If you split the code into separate code, you will have to have code that handles it. Every bit of code you write has the chance to be wrong. You are asking for your code to be buggy at the expense of some unmeasured and imagined performance win.
Also consider the cost of machine time vs. programmer time.
If you use indexes properly, you probably need not split it into multiple tables. Most modern DBs will optimize access.
Another option you might consider is to have a table for the current year, and at the end append the data to another table which has data for all the previous years. ?
I would not split tables by year.
Instead I would archive data to a reporting database every year, and use that when needed.
Alternatively you could partition the data, amongst drives, thus maintaining performance, although i'm unsure if this is possible in postgresql.
For the volume of data you're looking at splitting the data seems like a lot of trouble for little gain. Postgres can do partitioning, but the fine manual [1] says that as a rule of thumb you should probably only consider it for tables that exceed the physical memory of the server. In my experience, that's at least a million rows.
http://www.postgresql.org/docs/current/static/ddl-partitioning.html
I agree that smaller tables are faster. But it depends on your business logic if it makes sense to split a single entity over multiple tables. If you need a lot of code to manage all the tables than it might not be a good idea.

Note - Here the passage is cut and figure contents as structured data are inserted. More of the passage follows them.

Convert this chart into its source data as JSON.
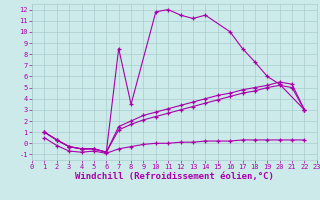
{
  "background_color": "#cceaea",
  "grid_color": "#aacccc",
  "line_color": "#aa00aa",
  "xlabel": "Windchill (Refroidissement éolien,°C)",
  "xlabel_fontsize": 6.5,
  "yticks": [
    -1,
    0,
    1,
    2,
    3,
    4,
    5,
    6,
    7,
    8,
    9,
    10,
    11,
    12
  ],
  "xticks": [
    0,
    1,
    2,
    3,
    4,
    5,
    6,
    7,
    8,
    9,
    10,
    11,
    12,
    13,
    14,
    15,
    16,
    17,
    18,
    19,
    20,
    21,
    22,
    23
  ],
  "xlim": [
    0,
    23
  ],
  "ylim": [
    -1.5,
    12.5
  ],
  "line1_x": [
    1,
    2,
    3,
    4,
    5,
    6,
    7,
    8,
    10,
    11,
    12,
    13,
    14,
    16,
    17,
    18,
    19,
    20,
    22
  ],
  "line1_y": [
    1.0,
    0.3,
    -0.3,
    -0.5,
    -0.5,
    -0.8,
    8.5,
    3.5,
    11.8,
    12.0,
    11.5,
    11.2,
    11.5,
    10.0,
    8.5,
    7.3,
    6.0,
    5.3,
    3.0
  ],
  "line2_x": [
    1,
    2,
    3,
    4,
    5,
    6,
    7,
    8,
    9,
    10,
    11,
    12,
    13,
    14,
    15,
    16,
    17,
    18,
    19,
    20,
    21,
    22
  ],
  "line2_y": [
    1.0,
    0.3,
    -0.3,
    -0.5,
    -0.5,
    -0.8,
    1.5,
    2.0,
    2.5,
    2.8,
    3.1,
    3.4,
    3.7,
    4.0,
    4.3,
    4.5,
    4.8,
    5.0,
    5.2,
    5.5,
    5.3,
    3.0
  ],
  "line3_x": [
    1,
    2,
    3,
    4,
    5,
    6,
    7,
    8,
    9,
    10,
    11,
    12,
    13,
    14,
    15,
    16,
    17,
    18,
    19,
    20,
    21,
    22
  ],
  "line3_y": [
    1.0,
    0.3,
    -0.3,
    -0.5,
    -0.5,
    -0.8,
    1.2,
    1.7,
    2.1,
    2.4,
    2.7,
    3.0,
    3.3,
    3.6,
    3.9,
    4.2,
    4.5,
    4.7,
    5.0,
    5.2,
    5.0,
    3.0
  ],
  "line4_x": [
    1,
    2,
    3,
    4,
    5,
    6,
    7,
    8,
    9,
    10,
    11,
    12,
    13,
    14,
    15,
    16,
    17,
    18,
    19,
    20,
    21,
    22
  ],
  "line4_y": [
    0.5,
    -0.2,
    -0.7,
    -0.8,
    -0.7,
    -0.9,
    -0.5,
    -0.3,
    -0.1,
    0.0,
    0.0,
    0.1,
    0.1,
    0.2,
    0.2,
    0.2,
    0.3,
    0.3,
    0.3,
    0.3,
    0.3,
    0.3
  ]
}
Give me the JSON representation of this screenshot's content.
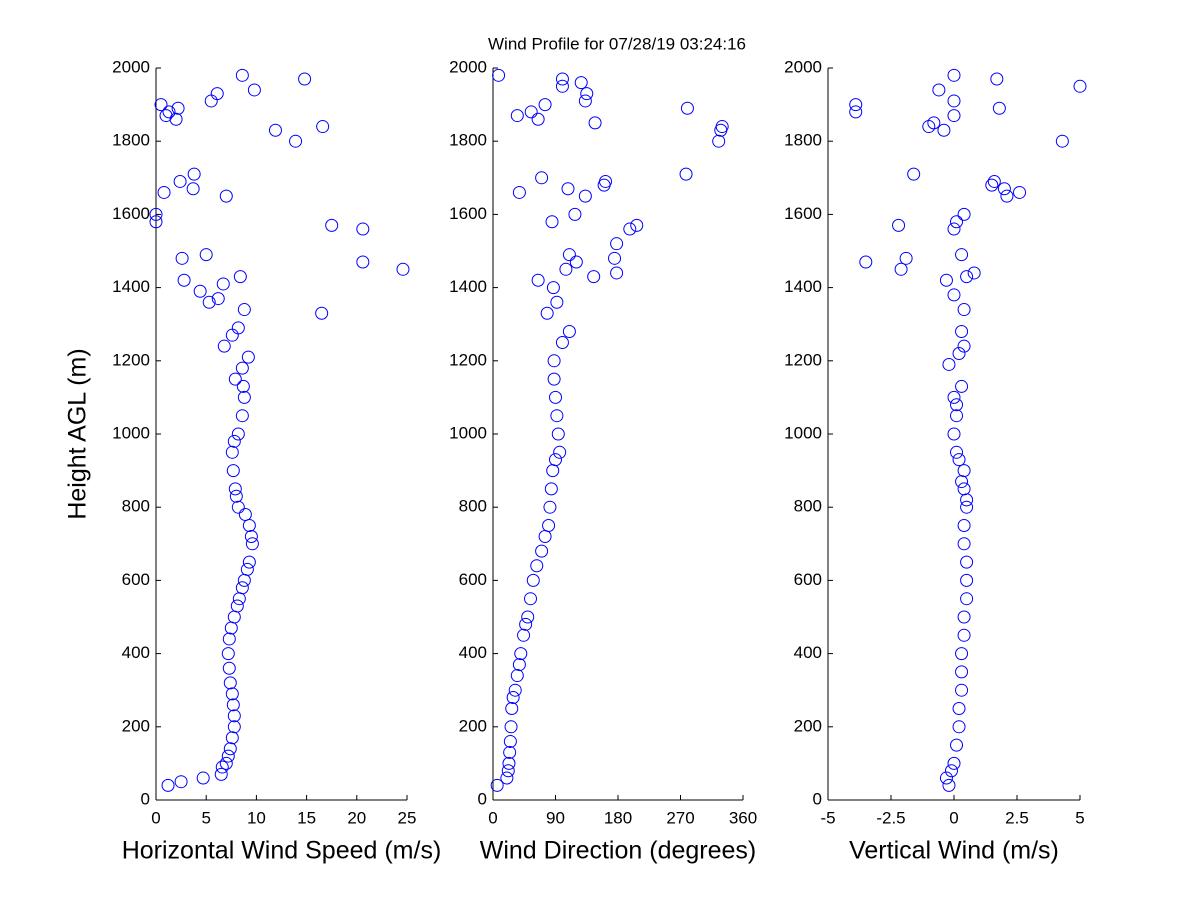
{
  "chart_data": [
    {
      "type": "scatter",
      "xlabel": "Horizontal Wind Speed (m/s)",
      "ylabel": "Height AGL (m)",
      "color": "#0000ff",
      "xlim": [
        0,
        25
      ],
      "xticks": [
        0,
        5,
        10,
        15,
        20,
        25
      ],
      "ylim": [
        0,
        2000
      ],
      "yticks": [
        0,
        200,
        400,
        600,
        800,
        1000,
        1200,
        1400,
        1600,
        1800,
        2000
      ],
      "x": [
        1.2,
        2.5,
        4.7,
        6.5,
        6.6,
        7.0,
        7.2,
        7.4,
        7.6,
        7.8,
        7.8,
        7.7,
        7.6,
        7.4,
        7.3,
        7.2,
        7.3,
        7.5,
        7.8,
        8.1,
        8.3,
        8.6,
        8.8,
        9.1,
        9.3,
        9.6,
        9.5,
        9.3,
        8.9,
        8.2,
        8.0,
        7.9,
        7.7,
        7.6,
        7.8,
        8.2,
        8.6,
        8.8,
        8.7,
        7.9,
        8.6,
        9.2,
        6.8,
        7.6,
        8.2,
        8.8,
        5.3,
        4.4,
        6.7,
        8.4,
        2.8,
        5.0,
        2.6,
        24.6,
        20.6,
        16.5,
        17.5,
        20.6,
        0.0,
        0.0,
        7.0,
        0.8,
        2.4,
        3.7,
        3.8,
        13.9,
        11.9,
        16.6,
        2.0,
        1.0,
        1.3,
        0.5,
        2.2,
        5.5,
        6.1,
        9.8,
        8.6,
        14.8,
        6.2
      ],
      "values": [
        40,
        50,
        60,
        70,
        90,
        100,
        120,
        140,
        170,
        200,
        230,
        260,
        290,
        320,
        360,
        400,
        440,
        470,
        500,
        530,
        550,
        580,
        600,
        630,
        650,
        700,
        720,
        750,
        780,
        800,
        830,
        850,
        900,
        950,
        980,
        1000,
        1050,
        1100,
        1130,
        1150,
        1180,
        1210,
        1240,
        1270,
        1290,
        1340,
        1360,
        1390,
        1410,
        1430,
        1420,
        1490,
        1480,
        1450,
        1470,
        1330,
        1570,
        1560,
        1580,
        1600,
        1650,
        1660,
        1690,
        1670,
        1710,
        1800,
        1830,
        1840,
        1860,
        1870,
        1880,
        1900,
        1890,
        1910,
        1930,
        1940,
        1980,
        1970,
        1370
      ]
    },
    {
      "type": "scatter",
      "title": "Wind Profile for  07/28/19 03:24:16",
      "xlabel": "Wind Direction (degrees)",
      "color": "#0000ff",
      "xlim": [
        0,
        360
      ],
      "xticks": [
        0,
        90,
        180,
        270,
        360
      ],
      "ylim": [
        0,
        2000
      ],
      "yticks": [
        0,
        200,
        400,
        600,
        800,
        1000,
        1200,
        1400,
        1600,
        1800,
        2000
      ],
      "x": [
        6,
        20,
        22,
        23,
        24,
        25,
        26,
        27,
        29,
        32,
        35,
        38,
        40,
        44,
        47,
        50,
        54,
        58,
        63,
        70,
        75,
        80,
        82,
        84,
        86,
        90,
        96,
        94,
        92,
        90,
        88,
        88,
        100,
        110,
        78,
        92,
        87,
        65,
        105,
        120,
        145,
        178,
        175,
        110,
        178,
        197,
        207,
        85,
        118,
        160,
        162,
        70,
        108,
        38,
        133,
        278,
        325,
        328,
        330,
        147,
        65,
        35,
        55,
        75,
        280,
        133,
        135,
        100,
        100,
        127,
        8
      ],
      "values": [
        40,
        60,
        80,
        100,
        130,
        160,
        200,
        250,
        280,
        300,
        340,
        370,
        400,
        450,
        480,
        500,
        550,
        600,
        640,
        680,
        720,
        750,
        800,
        850,
        900,
        930,
        950,
        1000,
        1050,
        1100,
        1150,
        1200,
        1250,
        1280,
        1330,
        1360,
        1400,
        1420,
        1450,
        1470,
        1430,
        1440,
        1480,
        1490,
        1520,
        1560,
        1570,
        1580,
        1600,
        1680,
        1690,
        1700,
        1670,
        1660,
        1650,
        1710,
        1800,
        1830,
        1840,
        1850,
        1860,
        1870,
        1880,
        1900,
        1890,
        1910,
        1930,
        1950,
        1970,
        1960,
        1980
      ]
    },
    {
      "type": "scatter",
      "xlabel": "Vertical Wind (m/s)",
      "color": "#0000ff",
      "xlim": [
        -5,
        5
      ],
      "xticks": [
        -5,
        -2.5,
        0,
        2.5,
        5
      ],
      "ylim": [
        0,
        2000
      ],
      "yticks": [
        0,
        200,
        400,
        600,
        800,
        1000,
        1200,
        1400,
        1600,
        1800,
        2000
      ],
      "x": [
        -0.2,
        -0.3,
        -0.1,
        0.0,
        0.1,
        0.2,
        0.2,
        0.3,
        0.3,
        0.3,
        0.4,
        0.4,
        0.5,
        0.5,
        0.5,
        0.4,
        0.4,
        0.5,
        0.5,
        0.4,
        0.3,
        0.4,
        0.2,
        0.1,
        0.0,
        0.1,
        0.1,
        0.0,
        0.3,
        -0.2,
        0.2,
        0.4,
        0.3,
        0.4,
        0.0,
        0.5,
        0.8,
        -0.3,
        -3.5,
        -2.1,
        -1.9,
        0.3,
        -2.2,
        0.0,
        0.4,
        0.1,
        -1.6,
        1.5,
        1.6,
        2.0,
        2.1,
        2.6,
        4.3,
        -0.4,
        -1.0,
        -0.8,
        0.0,
        1.8,
        0.0,
        -3.9,
        -3.9,
        -0.6,
        5.0,
        1.7,
        0.0
      ],
      "values": [
        40,
        60,
        80,
        100,
        150,
        200,
        250,
        300,
        350,
        400,
        450,
        500,
        550,
        600,
        650,
        700,
        750,
        800,
        820,
        850,
        870,
        900,
        930,
        950,
        1000,
        1050,
        1080,
        1100,
        1130,
        1190,
        1220,
        1240,
        1280,
        1340,
        1380,
        1430,
        1440,
        1420,
        1470,
        1450,
        1480,
        1490,
        1570,
        1560,
        1600,
        1580,
        1710,
        1680,
        1690,
        1670,
        1650,
        1660,
        1800,
        1830,
        1840,
        1850,
        1870,
        1890,
        1910,
        1880,
        1900,
        1940,
        1950,
        1970,
        1980
      ]
    }
  ]
}
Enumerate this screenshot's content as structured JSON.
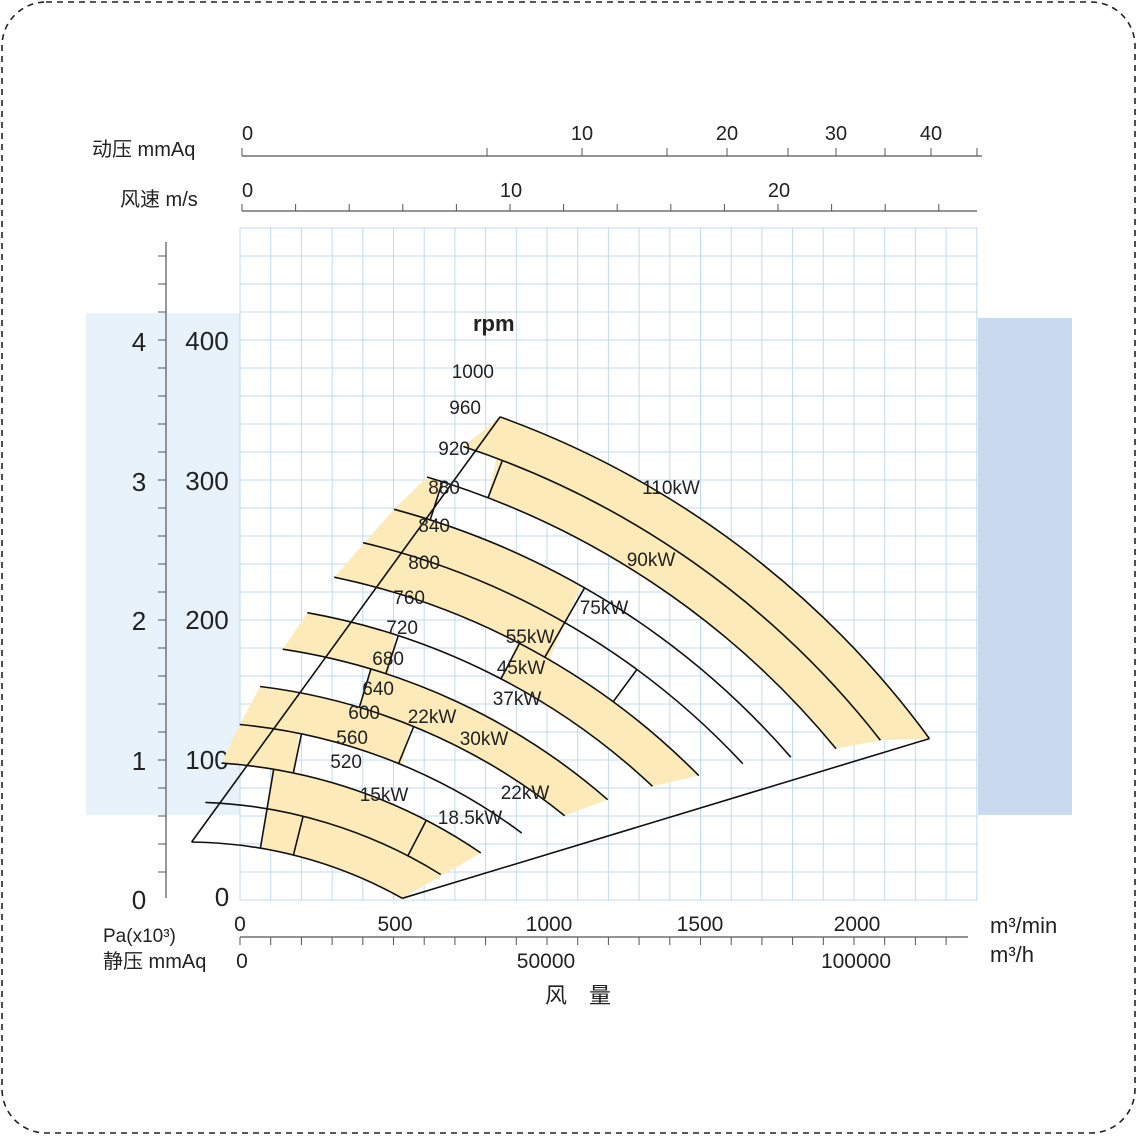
{
  "chart_data": {
    "type": "fan-performance",
    "rpm_title": "rpm",
    "x_axis": {
      "unit_top": "m³/min",
      "unit_bottom": "m³/h",
      "label": "风　量",
      "min_ticks": [
        "0",
        "500",
        "1000",
        "1500",
        "2000"
      ],
      "hour_ticks": [
        "0",
        "50000",
        "100000"
      ]
    },
    "y_axis": {
      "pa_unit": "Pa(x10³)",
      "mmaq_unit": "静压 mmAq",
      "pa_ticks": [
        "0",
        "1",
        "2",
        "3",
        "4"
      ],
      "mmaq_ticks": [
        "0",
        "100",
        "200",
        "300",
        "400"
      ]
    },
    "top_axes": {
      "dynamic_pressure_label": "动压  mmAq",
      "dynamic_pressure_ticks": [
        "0",
        "10",
        "20",
        "30",
        "40"
      ],
      "velocity_label": "风速  m/s",
      "velocity_ticks": [
        "0",
        "10",
        "20"
      ]
    },
    "rpm_labels": [
      "1000",
      "960",
      "920",
      "880",
      "840",
      "800",
      "760",
      "720",
      "680",
      "640",
      "600",
      "560",
      "520"
    ],
    "power_labels": [
      "110kW",
      "90kW",
      "75kW",
      "55kW",
      "45kW",
      "37kW",
      "22kW",
      "30kW",
      "15kW",
      "22kW",
      "18.5kW"
    ],
    "colors": {
      "band_fill": "#fdeab9",
      "panel_left": "#e8f2fb",
      "panel_right": "#c9daef",
      "grid": "#bfdbef"
    }
  }
}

It also depends on the database what logic you're able to use to tackle this problem. In Oracle a table can be partitioned (on year for example). Data is stored physically in different table spaces which should make it faster to address (as I would assume that all data of a single year is stored together)
An index will speed things up but if the data is scattered across the disk than a load of block reads are required which can make it slow.
Look into partitioning your tables in time slices. Partitioning is good for the log-like table case where no foreign keys point to the tables.